Parigi-Roubaix 2026, Mathieu van der Poel punta al quarto successo: “Correrò seguendo il mio istinto. Alla Roubaix può succedere di tutto”
Mathieu van der Poel a caccia della quarta vittoria consecutiva alla Parigi-Roubaix 2026. Domani si correrà la Regina delle Classiche e i due principali contendenti per la vittoria saranno senza dubbio Mathieu van der Poel e Tadej Pogačar.
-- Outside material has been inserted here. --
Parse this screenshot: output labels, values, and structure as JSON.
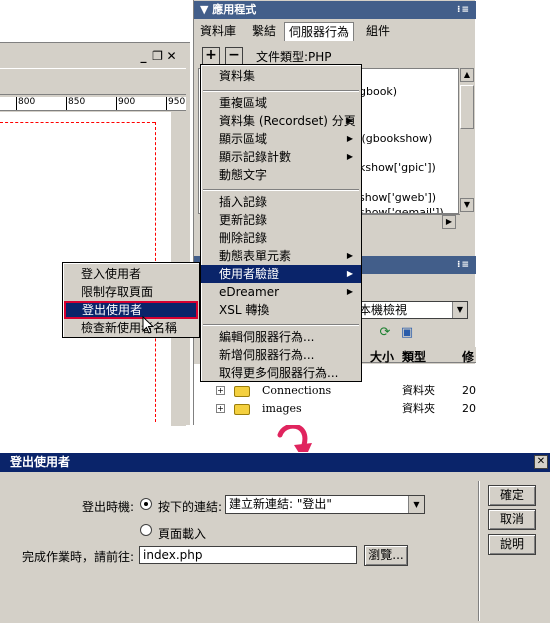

Per entrambi, un successo domenica 12 aprile rappresenterebbe un traguardo fondamentale: da un lato il neerlandese potrebbe portare a quattro il numero di vittorie consecutive, dall’altro lo sloveno aggiungerebbe al suo infinito palmarès anche l’ultima Monumento che gli manca. Con la condizione mostrata dal corridore della UAE Team Emirates-XRG nelle passate competizioni, van der Poel è consapevole che la battaglia sarà durissima.
“Sono abbastanza realista da rendermi conto che non potrò mantenere questa serie di vittorie all’infinito. Ci sarà un anno in cui non ci riuscirò – ha dichiarato a Sporza il corridore della Alpecin-Premier Tech – Cercherò di vincere e quel record arriverà da sé. Anche al Giro delle Fiandre era alla mia portata, ma Tadej ha più possibilità di me di migliorarlo”. La Roubaix è una corsa che richiede molta potenza fisica, diversa dalle altre e meno adatta sulla carta al campione sloveno, e il classe 1995 ne è consapevole: “Questa gara è forse ancora più difficile da vincere per lui, ma nessuno dirà che non ne sia capace. Ci vuole un po’ di fortuna, ma lui l’ha già dimostrato l’anno scorso.”
L’ex campione del mondo ha dichiarato di preferire un finale come quello dello scorso anno: “Se ho il coraggio di sprintare contro tutti? Una fuga in solitaria ti dà la massima sicurezza, ma non andrà così ogni anno. Se si arriva allo sprint, significa che si è corso bene. Ma se posso scegliere, preferisco arrivare in solitaria”. Inoltre, per quanto riguarda la tattica da usare in corsa, van der Poel ha ammesso di voler mantenere quella degli scorsi anni. “Come sempre, correrò seguendo il mio istinto e valuterò la situazione. Alla Roubaix può succedere di tutto. L’importante è stare attenti in testa e superare i tratti più pericolosi nel modo più sicuro possibile”, ha sostenuto il 31enne che poi, riferendosi ad alcune modifiche del percorso, ha aggiunto: “Non mi sembra una cattiva idea, perché la Foresta di Arenberg rimane il tratto più pericoloso. Più piccolo è il gruppo lì, meglio è”.
L’Inferno del Nord è ogni volta una corsa dura e fortemente selettiva, e di questo il neerlandese è consapevole. Conclude però con l’augurio che non si ripetano le brutte esperienze dello scorso anno con gli spettatori: “Mi aspetto semplicemente un’altra gara a eliminazione con lo stesso scenario. Speriamo che questa volta non succeda nulla con gli spettatori. Non fatelo, non posso dire altro”.